Non loin de le décourager, ce propos lui tira un sourire malicieux. Minoru était le genre de personne qui ne se presse pas, qui pense qu'elle a toujours du temps devant elle. Le genre de personne attachante mais négligente qui peut attendre jusqu'au quatrième rappel de l'huissier pour payer une facture, juste avant la saisie.
Je levai les yeux au ciel et les baissai finalement sur mes pieds. À sa place, j'aurais fait comme lui. Si Kensei ne m'avait pas de lui-même emmenée au restaurant familial, j'aurais moi-aussi fini par le suivre pour savoir dans quel genre d'endroit il habitait.
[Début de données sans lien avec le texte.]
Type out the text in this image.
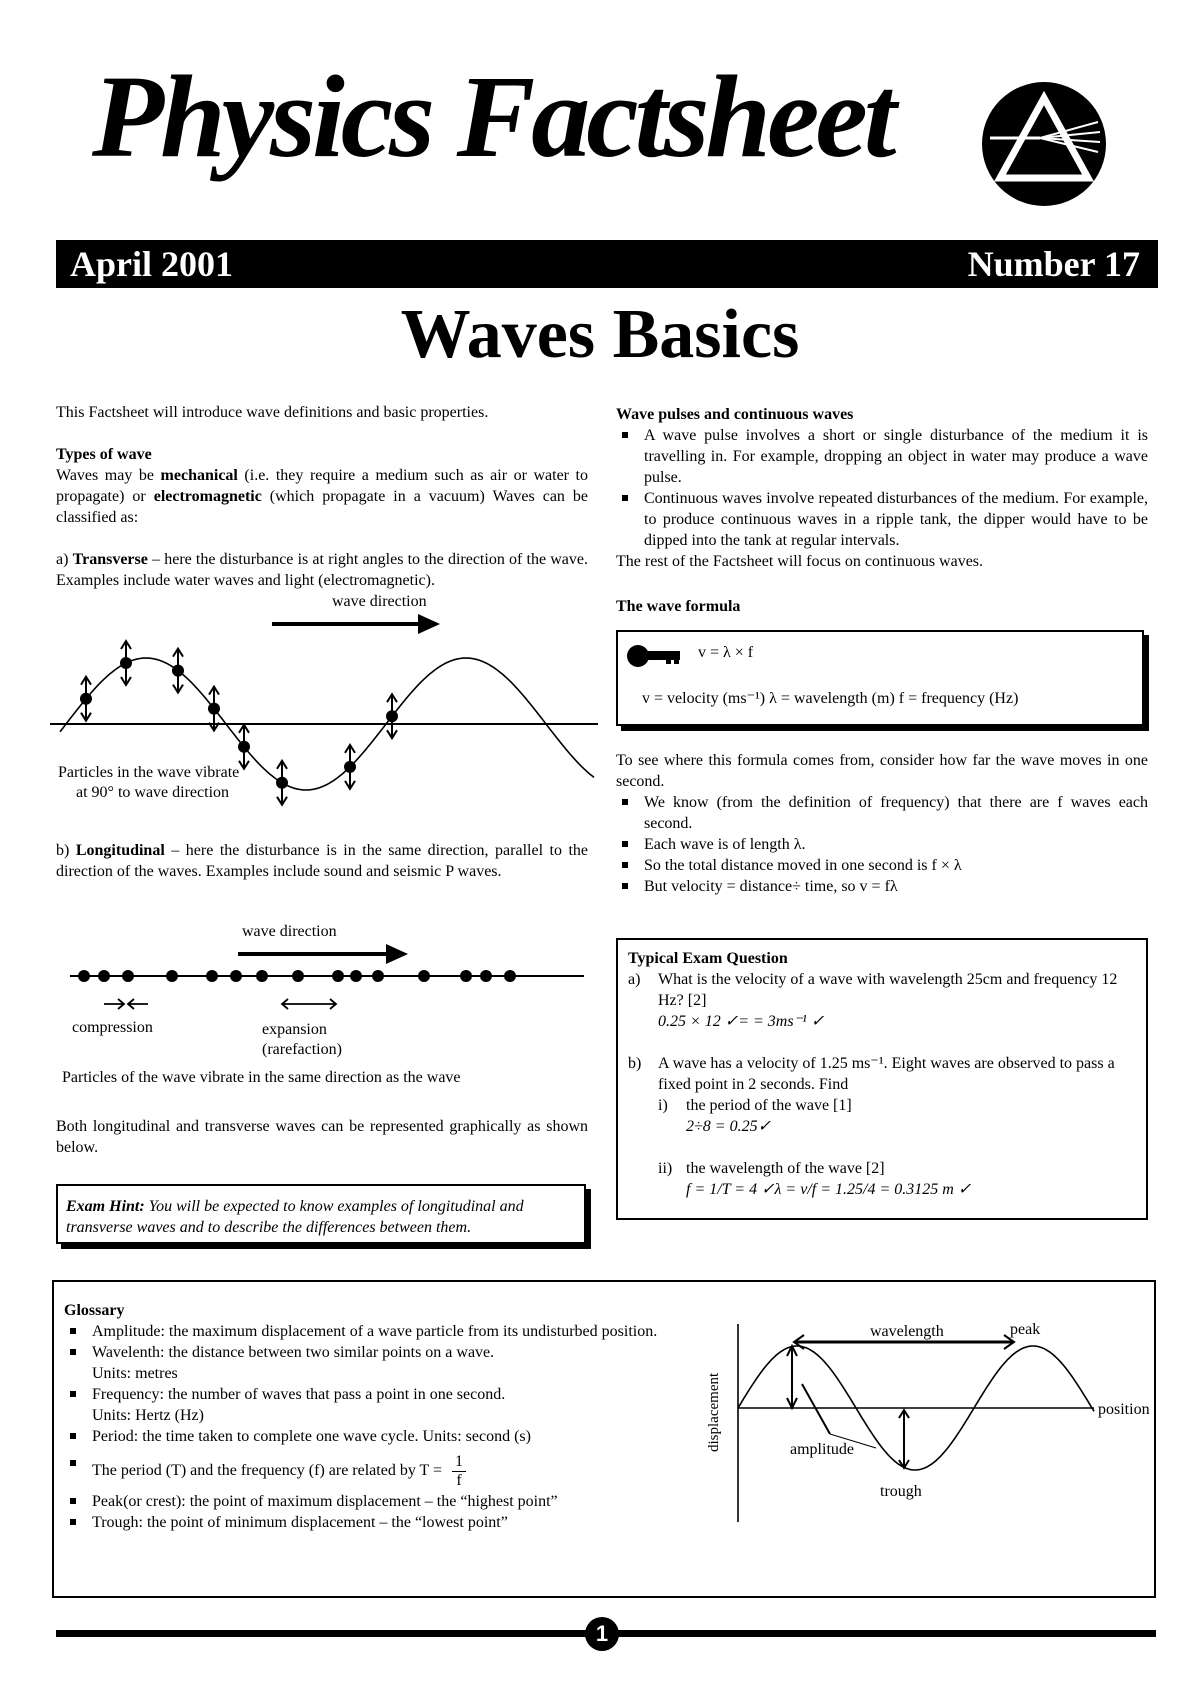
Physics Factsheet
April 2001	Number 17
Waves Basics

This Factsheet will introduce wave definitions and basic properties.

Types of wave

Waves may be mechanical (i.e. they require a medium such as air or water to propagate) or electromagnetic (which propagate in a vacuum) Waves can be classified as:

a) Transverse – here the disturbance is at right angles to the direction of the wave. Examples include water waves and light (electromagnetic).

wave direction
Particles in the wave vibrate
at 90° to wave direction

b) Longitudinal – here the disturbance is in the same direction, parallel to the direction of the waves. Examples include sound and seismic P waves.

wave direction
compression	expansion
(rarefaction)
Particles of the wave vibrate in the same direction as the wave

Both longitudinal and transverse waves can be represented graphically as shown below.

Exam Hint: You will be expected to know examples of longitudinal and transverse waves and to describe the differences between them.
Wave pulses and continuous waves
A wave pulse involves a short or single disturbance of the medium it is travelling in. For example, dropping an object in water may produce a wave pulse.
Continuous waves involve repeated disturbances of the medium. For example, to produce continuous waves in a ripple tank, the dipper would have to be dipped into the tank at regular intervals.

The rest of the Factsheet will focus on continuous waves.

The wave formula
v = λ × f
v = velocity (ms⁻¹) λ = wavelength (m) f = frequency (Hz)

To see where this formula comes from, consider how far the wave moves in one second.

We know (from the definition of frequency) that there are f waves each second.
Each wave is of length λ.
So the total distance moved in one second is f × λ
But velocity = distance÷ time, so v = fλ
Typical Exam Question
a) What is the velocity of a wave with wavelength 25cm and frequency 12 Hz? [2]
0.25 × 12 ✓= = 3ms⁻¹ ✓
b) A wave has a velocity of 1.25 ms⁻¹. Eight waves are observed to pass a fixed point in 2 seconds. Find
i) the period of the wave [1]
2÷8 = 0.25✓
ii) the wavelength of the wave [2]
f = 1/T = 4 ✓λ = v/f = 1.25/4 = 0.3125 m ✓
Glossary
Amplitude: the maximum displacement of a wave particle from its undisturbed position.
Wavelenth: the distance between two similar points on a wave.
Units: metres
Frequency: the number of waves that pass a point in one second.
Units: Hertz (Hz)
Period: the time taken to complete one wave cycle. Units: second (s)
The period (T) and the frequency (f) are related by $T = \frac{1}{f}$
Peak(or crest): the point of maximum displacement – the “highest point”
Trough: the point of minimum displacement – the “lowest point”
displacement	position
wavelength	peak
amplitude
trough
1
Malgré tout, j'étais contrariée. Je haussai les épaules et me mit en chemin vers ma résidence. Minoru me courut après et exigea que j'accepte son aide pour porter les courses. D'un geste rageur, je lui tendis le bouquet de fleurs enveloppé dans du papier rose.
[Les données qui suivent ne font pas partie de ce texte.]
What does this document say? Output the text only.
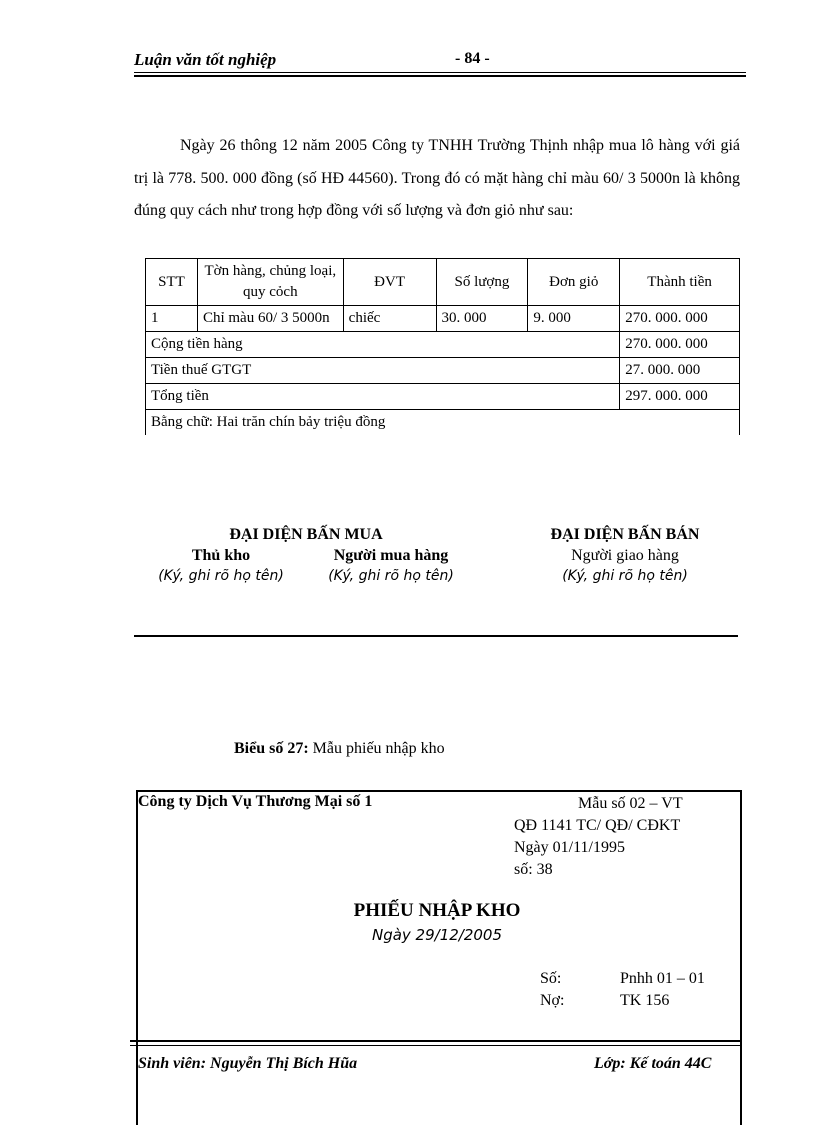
Luận văn tốt nghiệp	- 84 -

Ngày 26 thông 12 năm 2005 Công ty TNHH Trường Thịnh nhập mua lô hàng với giá trị là 778. 500. 000 đồng (số HĐ 44560). Trong đó có mặt hàng chỉ màu 60/ 3 5000n là không đúng quy cách như trong hợp đồng với số lượng và đơn giỏ như sau:

STT	Tờn hàng, chủng loại, quy cỏch	ĐVT	Số lượng	Đơn giỏ	Thành tiền
1	Chỉ màu 60/ 3 5000n	chiếc	30. 000	9. 000	270. 000. 000
Cộng tiền hàng					270. 000. 000
Tiền thuế GTGT					27. 000. 000
Tổng tiền					297. 000. 000
Bằng chữ: Hai trăn chín bảy triệu đồng					
ĐẠI DIỆN BẤN MUA
Thủ kho
(Ký, ghi rõ họ tên)
Người mua hàng
(Ký, ghi rõ họ tên)
ĐẠI DIỆN BẤN BÁN
Người giao hàng
(Ký, ghi rõ họ tên)
Biểu số 27: Mẫu phiếu nhập kho
Công ty Dịch Vụ Thương Mại số 1	Mẫu số 02 – VT
QĐ 1141 TC/ QĐ/ CĐKT
Ngày 01/11/1995
số: 38
PHIẾU NHẬP KHO
Ngày 29/12/2005
Số:	Pnhh 01 – 01
Nợ:	TK 156
Sinh viên: Nguyễn Thị Bích Hũa	Lớp: Kế toán 44C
« Ah, non ! Pas les fleurs ! s'écria-t-il. Je vais avoir l'air de... De...
— Prends ça, alors ! rétorquai-je en lui filant mon sac de provisions plastique bleu criard. Ce sera très bien assorti à ton treillis militaire et à tes grosses Rangers !
— Ce sont des Dr. Martens ! Bon, allez. Donne-moi tout, soupira-t-il.
— Je te jure que si Mika nous voit, alors là c'est toi qui...
— Compris, compris ! Mais... Pourquoi t'as dit que c'était la journée des rencontres ?
Je ralentis le pas et encore embrouillée, lui narrai mon passage au konbini.
— Ça fait combien de temps que tu connais ce vendeur ? s'enquit-il en serrant les poings sur mon sac de courses.
— Depuis mon arrivée. Mais tu sais ce que je trouve de plus étrange ? dis-je la gorge étranglée en parlant très vite. C'est qu'une fois, j'y suis allée avec Kensei acheter quelques bières. Le vendeur a eu le même air affolé.
— Hein ?
— Il avait l'air de reconnaître Kensei alors qu'une fois sortis du konbini, lui m'a assuré ne pas se souvenir du vendeur.
Minoru fronça les sourcils et tordit la mâchoire.
— Ouais, c'est bizarre.
— Du coup, avouai-je en allongeant le pas, j'ai demandé à Kensei s'il était un yakuza. »
Minoru sursauta avant de lâcher un petit rire nerveux.
*Magasin alimentaire ou droguerie ouvert 24h/24 et 7j/7.
**Rôdeur, traqueur, au sens de harceleur.
→ ★
Merci de votre lecture !
Aaah, Minoru ! Je n'ai plus de mots ...✧( ु•⌄• ) Mais vous le retrouverez la semaine prochaine !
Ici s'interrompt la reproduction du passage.